L'histoire de l'Univers se découperait donc en trois grandes ères :
- l'ère de la radiation, qui a suivi le big bang, lorsque l'Univers était encore très chaud ;
- l'ère de la matière, pendant laquelle étoiles et galaxies se sont formées ;
- enfin l'ère du vide (ou du moins celle de l'énergie sombre), dans laquelle nous viendrions d'entrer, et qui devrait emporter l'Univers dans une expansion frénétique, éloignant irrémédiablement toutes les galaxies les unes des autres.
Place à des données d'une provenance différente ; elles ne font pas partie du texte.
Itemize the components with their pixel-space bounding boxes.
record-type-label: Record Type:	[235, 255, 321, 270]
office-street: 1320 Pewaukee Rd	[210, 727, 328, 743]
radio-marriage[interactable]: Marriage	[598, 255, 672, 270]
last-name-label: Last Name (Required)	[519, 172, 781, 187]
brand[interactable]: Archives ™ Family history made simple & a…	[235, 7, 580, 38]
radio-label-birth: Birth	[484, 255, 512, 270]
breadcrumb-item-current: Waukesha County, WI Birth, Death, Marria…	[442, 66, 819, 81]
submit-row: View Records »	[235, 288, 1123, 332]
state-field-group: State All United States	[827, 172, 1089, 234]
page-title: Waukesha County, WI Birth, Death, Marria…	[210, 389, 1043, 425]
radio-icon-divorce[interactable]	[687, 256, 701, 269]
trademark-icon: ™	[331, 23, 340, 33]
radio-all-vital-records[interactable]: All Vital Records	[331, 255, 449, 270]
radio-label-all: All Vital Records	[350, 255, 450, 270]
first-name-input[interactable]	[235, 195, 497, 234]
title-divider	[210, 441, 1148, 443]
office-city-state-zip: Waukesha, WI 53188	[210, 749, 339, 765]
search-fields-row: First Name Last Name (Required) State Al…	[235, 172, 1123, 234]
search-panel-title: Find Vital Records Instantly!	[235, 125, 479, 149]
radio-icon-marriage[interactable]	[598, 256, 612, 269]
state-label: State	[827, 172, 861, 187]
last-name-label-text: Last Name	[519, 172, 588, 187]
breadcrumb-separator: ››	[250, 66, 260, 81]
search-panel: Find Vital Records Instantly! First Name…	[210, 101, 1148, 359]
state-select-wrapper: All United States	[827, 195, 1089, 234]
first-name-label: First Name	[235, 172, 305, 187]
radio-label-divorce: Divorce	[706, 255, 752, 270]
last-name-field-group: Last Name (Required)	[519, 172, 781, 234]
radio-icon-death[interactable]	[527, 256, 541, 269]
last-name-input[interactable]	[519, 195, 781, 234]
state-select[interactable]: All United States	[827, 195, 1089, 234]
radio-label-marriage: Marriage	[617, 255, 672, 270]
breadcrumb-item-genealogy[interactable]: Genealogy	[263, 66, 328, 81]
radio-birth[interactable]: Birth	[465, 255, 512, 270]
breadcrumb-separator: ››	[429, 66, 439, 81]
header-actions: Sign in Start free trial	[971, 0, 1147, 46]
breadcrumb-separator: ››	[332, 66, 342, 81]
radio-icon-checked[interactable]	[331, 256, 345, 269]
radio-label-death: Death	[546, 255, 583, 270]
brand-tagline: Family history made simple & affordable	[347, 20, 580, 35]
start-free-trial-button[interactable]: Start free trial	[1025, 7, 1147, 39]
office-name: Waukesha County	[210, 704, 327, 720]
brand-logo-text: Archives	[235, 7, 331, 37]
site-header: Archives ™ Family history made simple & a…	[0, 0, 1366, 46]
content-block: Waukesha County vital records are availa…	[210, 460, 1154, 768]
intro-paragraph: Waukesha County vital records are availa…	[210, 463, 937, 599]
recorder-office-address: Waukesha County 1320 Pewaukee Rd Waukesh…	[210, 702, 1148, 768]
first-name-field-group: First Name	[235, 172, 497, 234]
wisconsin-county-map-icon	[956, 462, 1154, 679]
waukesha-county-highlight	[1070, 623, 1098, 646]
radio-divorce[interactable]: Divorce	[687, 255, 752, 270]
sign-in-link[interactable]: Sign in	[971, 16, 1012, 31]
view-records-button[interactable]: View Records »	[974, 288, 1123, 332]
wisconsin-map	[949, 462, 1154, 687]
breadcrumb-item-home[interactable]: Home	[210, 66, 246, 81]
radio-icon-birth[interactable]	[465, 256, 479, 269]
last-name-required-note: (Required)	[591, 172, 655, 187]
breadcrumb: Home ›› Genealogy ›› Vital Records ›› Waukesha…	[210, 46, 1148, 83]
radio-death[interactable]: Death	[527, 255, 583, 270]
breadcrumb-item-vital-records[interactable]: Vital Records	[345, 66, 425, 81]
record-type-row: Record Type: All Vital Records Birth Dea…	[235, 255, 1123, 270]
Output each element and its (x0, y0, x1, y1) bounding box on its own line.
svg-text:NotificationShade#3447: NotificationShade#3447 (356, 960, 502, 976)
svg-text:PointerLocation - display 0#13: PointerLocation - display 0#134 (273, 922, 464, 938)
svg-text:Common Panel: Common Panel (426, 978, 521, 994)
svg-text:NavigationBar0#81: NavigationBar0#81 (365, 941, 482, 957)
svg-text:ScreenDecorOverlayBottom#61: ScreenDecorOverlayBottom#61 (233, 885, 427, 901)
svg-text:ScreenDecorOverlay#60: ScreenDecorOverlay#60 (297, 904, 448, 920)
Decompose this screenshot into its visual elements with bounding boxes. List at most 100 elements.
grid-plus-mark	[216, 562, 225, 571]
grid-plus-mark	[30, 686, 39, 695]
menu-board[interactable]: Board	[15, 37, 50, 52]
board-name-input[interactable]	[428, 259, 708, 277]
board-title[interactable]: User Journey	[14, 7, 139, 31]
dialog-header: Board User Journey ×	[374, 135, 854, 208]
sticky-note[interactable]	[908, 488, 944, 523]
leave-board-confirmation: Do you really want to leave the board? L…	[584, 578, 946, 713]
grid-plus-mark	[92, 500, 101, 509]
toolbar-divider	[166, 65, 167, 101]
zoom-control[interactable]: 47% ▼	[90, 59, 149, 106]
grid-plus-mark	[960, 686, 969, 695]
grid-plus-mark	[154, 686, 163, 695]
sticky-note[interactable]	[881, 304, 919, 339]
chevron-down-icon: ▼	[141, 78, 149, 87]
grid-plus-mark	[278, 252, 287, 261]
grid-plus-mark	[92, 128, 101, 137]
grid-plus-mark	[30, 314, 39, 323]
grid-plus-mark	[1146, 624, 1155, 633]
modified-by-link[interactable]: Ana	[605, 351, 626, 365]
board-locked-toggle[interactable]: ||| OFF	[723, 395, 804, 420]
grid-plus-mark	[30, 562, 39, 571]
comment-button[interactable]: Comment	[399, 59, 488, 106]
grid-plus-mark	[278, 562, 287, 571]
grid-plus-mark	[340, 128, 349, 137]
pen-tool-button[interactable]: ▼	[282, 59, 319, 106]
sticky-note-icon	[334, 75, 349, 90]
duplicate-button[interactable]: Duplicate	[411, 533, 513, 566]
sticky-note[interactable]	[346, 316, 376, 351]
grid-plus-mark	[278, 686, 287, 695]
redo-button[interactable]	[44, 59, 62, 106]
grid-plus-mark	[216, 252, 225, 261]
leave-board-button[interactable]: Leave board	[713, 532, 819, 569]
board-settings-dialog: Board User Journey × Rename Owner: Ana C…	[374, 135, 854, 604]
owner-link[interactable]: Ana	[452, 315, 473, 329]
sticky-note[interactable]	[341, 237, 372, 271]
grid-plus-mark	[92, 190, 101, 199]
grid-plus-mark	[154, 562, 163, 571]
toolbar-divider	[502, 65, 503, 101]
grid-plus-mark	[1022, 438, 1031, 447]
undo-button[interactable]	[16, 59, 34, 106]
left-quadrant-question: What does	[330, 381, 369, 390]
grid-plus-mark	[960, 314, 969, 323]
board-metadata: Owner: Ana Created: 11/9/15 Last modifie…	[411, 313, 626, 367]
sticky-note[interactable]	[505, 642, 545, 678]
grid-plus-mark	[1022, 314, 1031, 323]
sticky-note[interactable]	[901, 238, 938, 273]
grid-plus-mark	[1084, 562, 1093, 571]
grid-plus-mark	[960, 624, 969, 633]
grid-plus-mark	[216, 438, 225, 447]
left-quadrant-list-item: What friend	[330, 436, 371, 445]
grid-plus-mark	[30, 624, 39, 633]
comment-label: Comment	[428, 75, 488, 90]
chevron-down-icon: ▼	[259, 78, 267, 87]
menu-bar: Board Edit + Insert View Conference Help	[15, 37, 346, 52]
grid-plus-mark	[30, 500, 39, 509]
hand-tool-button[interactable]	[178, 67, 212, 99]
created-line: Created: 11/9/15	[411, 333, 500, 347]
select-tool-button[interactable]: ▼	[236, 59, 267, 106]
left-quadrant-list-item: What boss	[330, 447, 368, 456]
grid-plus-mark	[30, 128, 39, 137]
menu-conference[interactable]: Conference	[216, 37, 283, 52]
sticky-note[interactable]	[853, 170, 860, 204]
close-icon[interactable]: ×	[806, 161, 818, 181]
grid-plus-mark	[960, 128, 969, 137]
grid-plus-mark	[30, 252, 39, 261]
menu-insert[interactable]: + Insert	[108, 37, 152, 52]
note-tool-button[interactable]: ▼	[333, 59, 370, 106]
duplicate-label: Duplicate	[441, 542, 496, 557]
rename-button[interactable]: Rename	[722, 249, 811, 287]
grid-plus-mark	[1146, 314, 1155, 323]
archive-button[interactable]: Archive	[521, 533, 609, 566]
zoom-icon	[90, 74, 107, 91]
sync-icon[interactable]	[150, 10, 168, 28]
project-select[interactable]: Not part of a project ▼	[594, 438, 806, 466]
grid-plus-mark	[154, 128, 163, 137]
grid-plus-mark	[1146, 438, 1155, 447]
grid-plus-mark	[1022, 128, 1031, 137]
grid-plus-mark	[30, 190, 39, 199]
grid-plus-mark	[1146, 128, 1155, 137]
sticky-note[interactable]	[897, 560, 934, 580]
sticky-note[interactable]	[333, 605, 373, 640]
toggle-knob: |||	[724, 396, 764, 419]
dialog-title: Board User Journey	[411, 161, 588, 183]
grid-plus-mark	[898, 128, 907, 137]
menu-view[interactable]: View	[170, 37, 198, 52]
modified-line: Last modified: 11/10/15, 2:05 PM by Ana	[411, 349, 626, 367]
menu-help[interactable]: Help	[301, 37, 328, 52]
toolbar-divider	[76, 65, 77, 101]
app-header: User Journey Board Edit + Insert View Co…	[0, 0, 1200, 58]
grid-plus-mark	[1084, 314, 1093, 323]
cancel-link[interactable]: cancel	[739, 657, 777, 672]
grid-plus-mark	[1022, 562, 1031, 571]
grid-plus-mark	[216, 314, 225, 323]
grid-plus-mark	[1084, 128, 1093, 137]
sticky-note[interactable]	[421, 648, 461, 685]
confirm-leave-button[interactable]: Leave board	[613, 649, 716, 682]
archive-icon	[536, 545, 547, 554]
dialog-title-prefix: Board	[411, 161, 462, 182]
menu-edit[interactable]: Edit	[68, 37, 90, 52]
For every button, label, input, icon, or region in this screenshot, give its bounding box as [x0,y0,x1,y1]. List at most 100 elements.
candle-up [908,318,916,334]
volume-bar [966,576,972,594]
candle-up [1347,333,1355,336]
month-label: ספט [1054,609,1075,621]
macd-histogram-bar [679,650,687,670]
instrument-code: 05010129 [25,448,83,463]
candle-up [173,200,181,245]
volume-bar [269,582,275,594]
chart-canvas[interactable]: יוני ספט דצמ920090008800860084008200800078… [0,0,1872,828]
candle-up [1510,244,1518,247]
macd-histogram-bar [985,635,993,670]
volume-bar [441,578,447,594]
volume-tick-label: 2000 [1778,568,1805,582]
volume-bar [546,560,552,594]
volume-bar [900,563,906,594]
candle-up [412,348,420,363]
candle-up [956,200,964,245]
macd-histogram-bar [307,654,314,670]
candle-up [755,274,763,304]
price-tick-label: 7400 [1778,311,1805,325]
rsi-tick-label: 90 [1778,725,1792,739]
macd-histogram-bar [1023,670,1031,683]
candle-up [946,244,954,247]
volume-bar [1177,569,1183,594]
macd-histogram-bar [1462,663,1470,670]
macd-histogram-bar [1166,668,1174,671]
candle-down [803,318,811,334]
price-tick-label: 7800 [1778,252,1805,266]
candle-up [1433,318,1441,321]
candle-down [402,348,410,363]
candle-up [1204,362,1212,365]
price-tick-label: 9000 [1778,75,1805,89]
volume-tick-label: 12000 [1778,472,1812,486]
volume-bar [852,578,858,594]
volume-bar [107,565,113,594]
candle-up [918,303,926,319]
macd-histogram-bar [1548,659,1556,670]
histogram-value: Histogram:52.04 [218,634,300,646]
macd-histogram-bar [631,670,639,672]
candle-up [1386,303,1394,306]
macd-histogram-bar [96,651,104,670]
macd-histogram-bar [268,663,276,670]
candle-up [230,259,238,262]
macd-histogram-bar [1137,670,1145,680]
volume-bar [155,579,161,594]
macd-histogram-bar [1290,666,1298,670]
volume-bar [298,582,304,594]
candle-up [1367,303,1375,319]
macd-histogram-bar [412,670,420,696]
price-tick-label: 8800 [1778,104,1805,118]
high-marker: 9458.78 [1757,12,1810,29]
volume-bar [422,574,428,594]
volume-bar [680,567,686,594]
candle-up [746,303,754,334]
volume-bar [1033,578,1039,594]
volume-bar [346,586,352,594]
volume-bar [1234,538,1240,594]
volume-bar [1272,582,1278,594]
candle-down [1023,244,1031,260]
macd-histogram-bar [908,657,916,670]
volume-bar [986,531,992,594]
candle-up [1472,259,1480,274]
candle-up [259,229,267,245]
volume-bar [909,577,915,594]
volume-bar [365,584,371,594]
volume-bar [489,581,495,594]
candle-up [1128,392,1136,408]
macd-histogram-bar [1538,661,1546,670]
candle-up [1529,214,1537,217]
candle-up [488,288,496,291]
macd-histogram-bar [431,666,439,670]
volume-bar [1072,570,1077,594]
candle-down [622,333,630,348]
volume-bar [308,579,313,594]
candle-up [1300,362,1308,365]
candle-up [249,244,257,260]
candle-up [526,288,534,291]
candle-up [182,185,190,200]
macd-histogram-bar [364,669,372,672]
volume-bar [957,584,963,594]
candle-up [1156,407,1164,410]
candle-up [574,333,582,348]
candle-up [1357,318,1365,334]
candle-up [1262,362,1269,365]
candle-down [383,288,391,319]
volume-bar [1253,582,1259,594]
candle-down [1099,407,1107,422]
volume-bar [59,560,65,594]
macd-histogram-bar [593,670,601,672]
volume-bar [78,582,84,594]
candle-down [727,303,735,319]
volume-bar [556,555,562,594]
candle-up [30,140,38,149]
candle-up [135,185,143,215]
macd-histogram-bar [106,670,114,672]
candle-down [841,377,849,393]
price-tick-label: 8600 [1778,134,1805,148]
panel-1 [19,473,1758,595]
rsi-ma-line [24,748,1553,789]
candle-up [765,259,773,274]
Mais encore faut-il que les cosmologistes parviennent à expliquer le gigantesque écart entre la valeur de l'énergie qu'ils observent, et celle de l'énergie du vide telle que la physique quantique la prévoit, qui est au moins de 120 ordres de grandeur plus grande ! Il s'agit tout de même du plus grand écart jamais constaté en physique entre observation et théorie... Et cela les plonge dans un profond embarras. C'est pourquoi certains d'entre eux envisagent d'autres pistes pour expliquer l'énergie sombre, comme par exemple l'existence d'une nouvelle sorte de matière, la "quintessence". Ce terme évoque le cinquième élément qui, avec la terre, l'air, l'eau et le feu, composait l'Univers selon les Grecs. Mais, pour Paul Steinhardt (université de Princeton), la quintessence serait une cinquième sorte de matière, un "champ scalaire", présent partout dans l'Univers. La quintessence serait dynamique et ne serait pas un phénomène quantique.